使用标签编码（Label Encoding），将非数值特征转换为数值特征。在数据转换时，排除uid、credit_level 、star_level三个列。

def transfer_nonnumerical(df):

    label_encoder = LabelEncoder()

    # 选择非数值型列
    non_numeric_cols = df.select_dtypes(exclude='number').columns

    for col in non_numeric_cols:
        if col in columns_to_keep:
            continue
        df[col] = label_encoder.fit_transform(df[col])

    df_transferred = df

    return df_transferred

4. 数据标准化

使用Min-Max标准化（Normalization），通过线性变换将数据缩放到指定的范围，通常是0到1之间，转换公式：
$$
x* = ( x − min ) / ( max − min )
$$
为了在之后预测时复用同一个标准化工具对象，使得标准化过程一致，需要使用pickle保存标准化对象（scaler）；在标准化时，排除uid、credit_level 、star_level三个列。

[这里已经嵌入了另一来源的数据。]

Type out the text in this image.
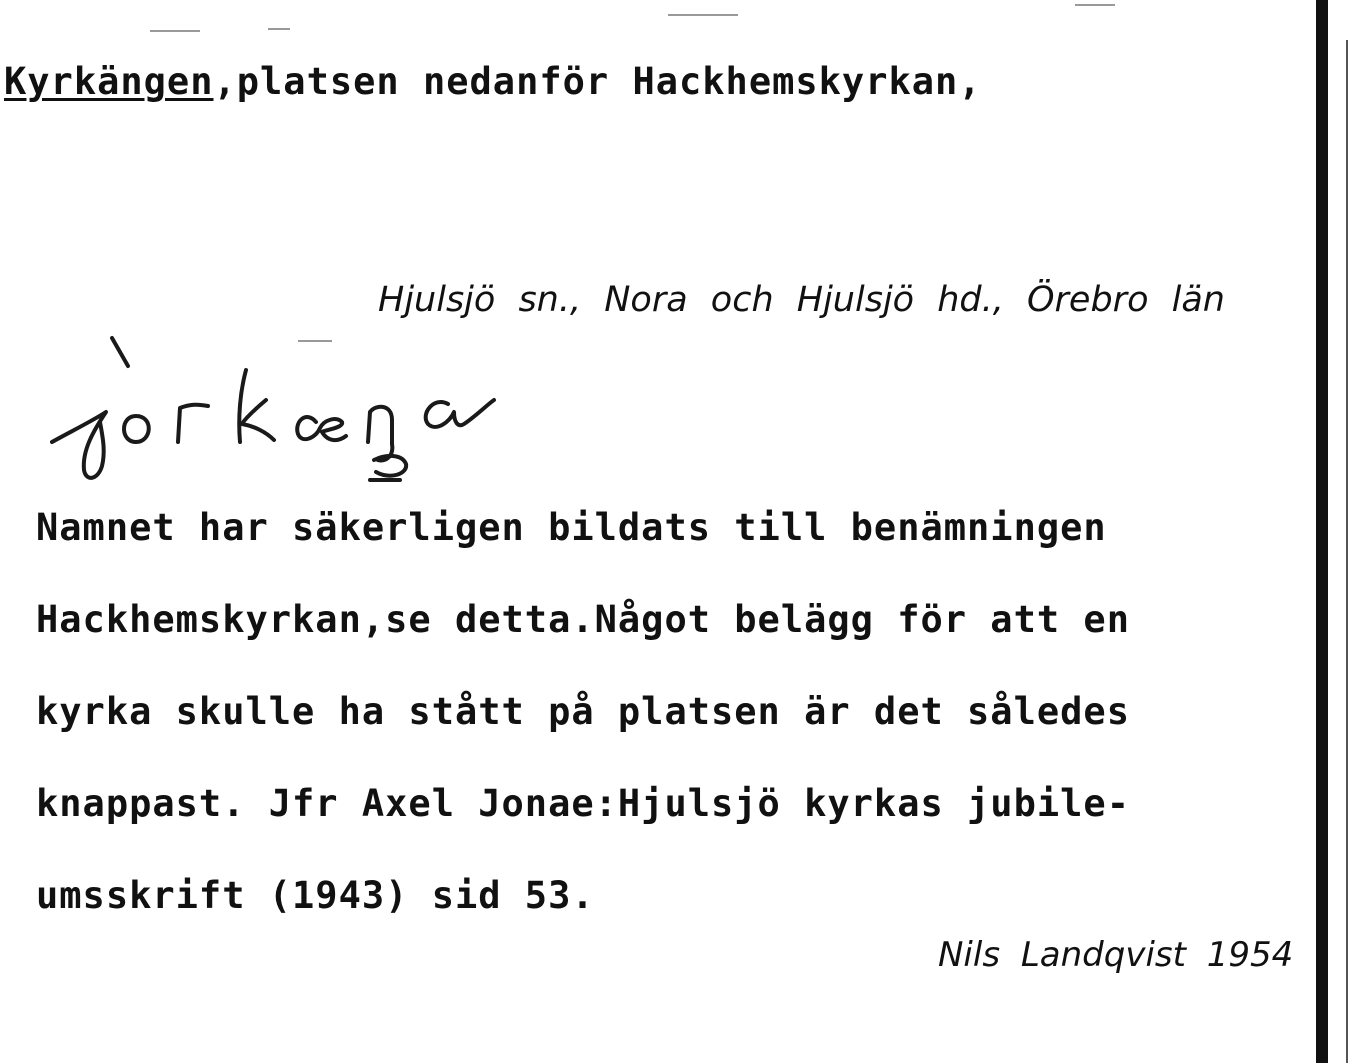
Kyrkängen,platsen nedanför Hackhemskyrkan,
Hjulsjö sn., Nora och Hjulsjö hd., Örebro län
jòrkæŋa
Namnet har säkerligen bildats till benämningen
Hackhemskyrkan,se detta.Något belägg för att en
kyrka skulle ha stått på platsen är det således
knappast. Jfr Axel Jonae:Hjulsjö kyrkas jubile-
umsskrift (1943) sid 53.
Nils Landqvist 1954
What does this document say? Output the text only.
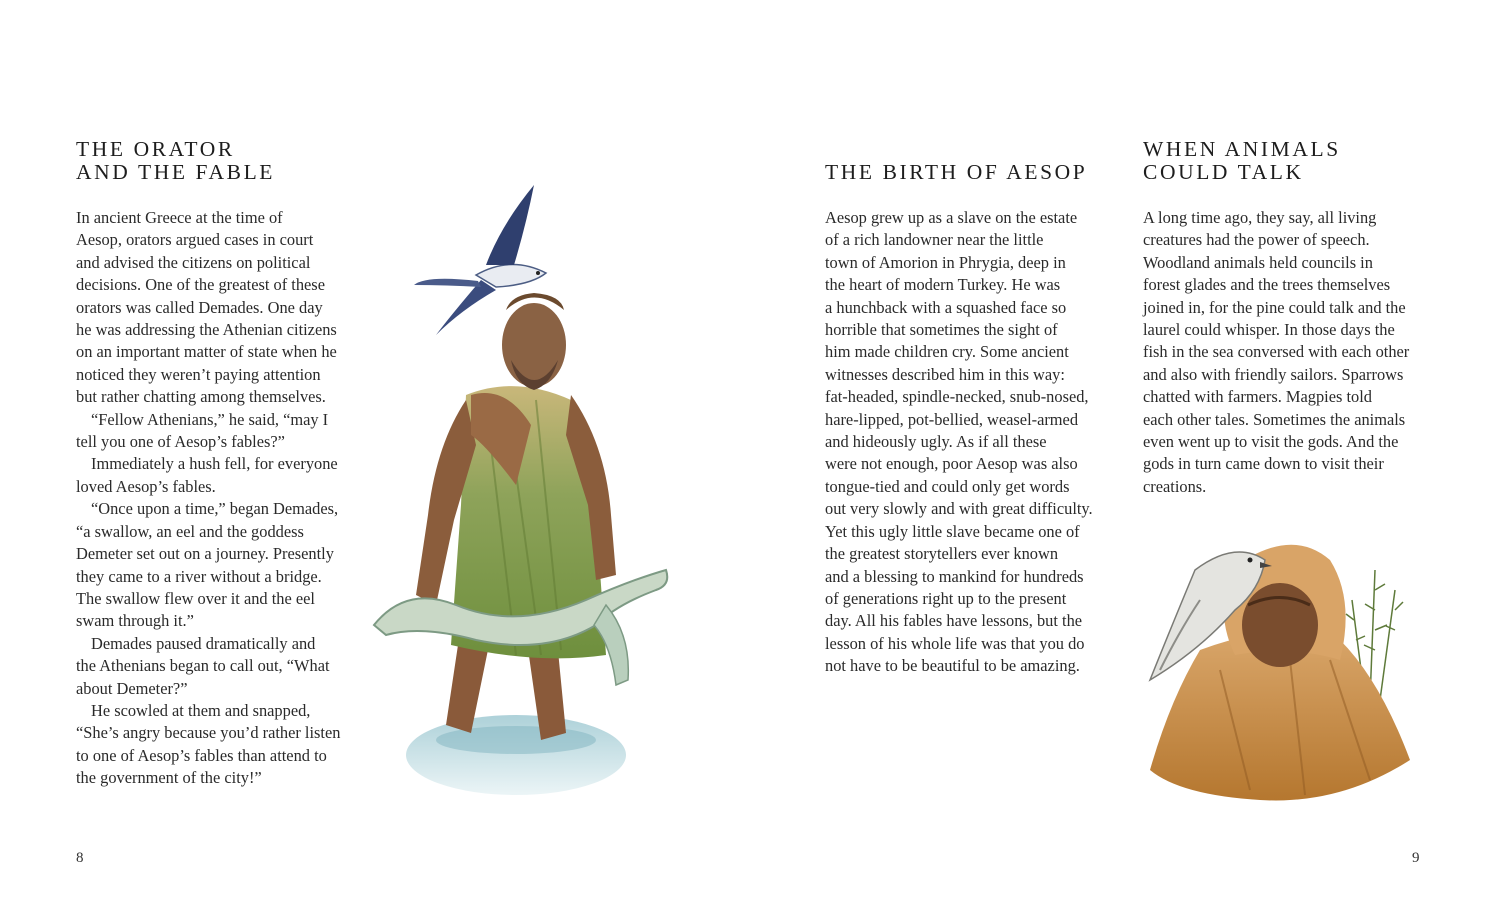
THE ORATOR
AND THE FABLE

In ancient Greece at the time of

Aesop, orators argued cases in court

and advised the citizens on political

decisions. One of the greatest of these

orators was called Demades. One day

he was addressing the Athenian citizens

on an important matter of state when he

noticed they weren’t paying attention

but rather chatting among themselves.

“Fellow Athenians,” he said, “may I

tell you one of Aesop’s fables?”

Immediately a hush fell, for everyone

loved Aesop’s fables.

“Once upon a time,” began Demades,

“a swallow, an eel and the goddess

Demeter set out on a journey. Presently

they came to a river without a bridge.

The swallow flew over it and the eel

swam through it.”

Demades paused dramatically and

the Athenians began to call out, “What

about Demeter?”

He scowled at them and snapped,

“She’s angry because you’d rather listen

to one of Aesop’s fables than attend to

the government of the city!”

8
THE BIRTH OF AESOP

Aesop grew up as a slave on the estate

of a rich landowner near the little

town of Amorion in Phrygia, deep in

the heart of modern Turkey. He was

a hunchback with a squashed face so

horrible that sometimes the sight of

him made children cry. Some ancient

witnesses described him in this way:

fat-headed, spindle-necked, snub-nosed,

hare-lipped, pot-bellied, weasel-armed

and hideously ugly. As if all these

were not enough, poor Aesop was also

tongue-tied and could only get words

out very slowly and with great difficulty.

Yet this ugly little slave became one of

the greatest storytellers ever known

and a blessing to mankind for hundreds

of generations right up to the present

day. All his fables have lessons, but the

lesson of his whole life was that you do

not have to be beautiful to be amazing.

WHEN ANIMALS
COULD TALK

A long time ago, they say, all living

creatures had the power of speech.

Woodland animals held councils in

forest glades and the trees themselves

joined in, for the pine could talk and the

laurel could whisper. In those days the

fish in the sea conversed with each other

and also with friendly sailors. Sparrows

chatted with farmers. Magpies told

each other tales. Sometimes the animals

even went up to visit the gods. And the

gods in turn came down to visit their

creations.

9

def standardize(df, is_test):

    # 为了在之后预测时复用同一个标准化工具对象，需要保存标准化对象（scaler）
    save_scaler_pickle_path = ""

    # 选择不想被标准化的列
    y_columns = ['uid']
    if 'credit_level' in df.columns:
        y_columns.append('credit_level')
        save_scaler_pickle_path = 'resources/pickle/credit_scaler_pickle.pk1'
    else:
        y_columns.append('star_level')
        save_scaler_pickle_path = 'resources/pickle/star_scaler_pickle.pk1'

    # 如果是训练集，需要新建一个标准化对象并拟合；如果是测试集，则复用之前的
    if is_test is False:
        scaler = MinMaxScaler()
        scaler.fit(df.drop(y_columns, axis=1))

        # 将拟合后的标准化对象保存
        with open(save_scaler_pickle_path, 'wb') as file:
            pickle.dump(scaler, file)
    else:
        with open(save_scaler_pickle_path, 'rb') as file:
            scaler = pickle.load(file)

    # 对数据进行标准化
    df_standardized = scaler.transform(df.drop(y_columns, axis=1))

    # 将未被标准化的列添加回来
    df_standardized = pd.DataFrame(df_standardized, columns=df.drop(y_columns, axis=1).columns)
    df_standardized = pd.concat([df[y_columns], df_standardized], axis=1)  # 合并 DataFrame

    return df_standardized

经过标准化后的数据示例如下： credit_std

三特征工程与特征选择

1. 特征工程

特征工程（Feature Engineering）是数据预处理的一部分，涉及创建新的特征或转化现有特征以便更好地表示潜在问题，以提高机器学习模型的性能。它是通过使用领域知识来提取从原始数据中提取有用特征的过程。它有着如下作用：

改善模型性能：通过创建与预测目标更密切相关的特征，可以提高模型的预测准确性。
降低计算成本：去除不相关或冗余的特征可以减少模型训练和预测所需的计算资源。
提高模型的可解释性：对于某些类型的模型，如决策树和线性模型，创建有意义的特征可以让模型的决策过程更容易理解。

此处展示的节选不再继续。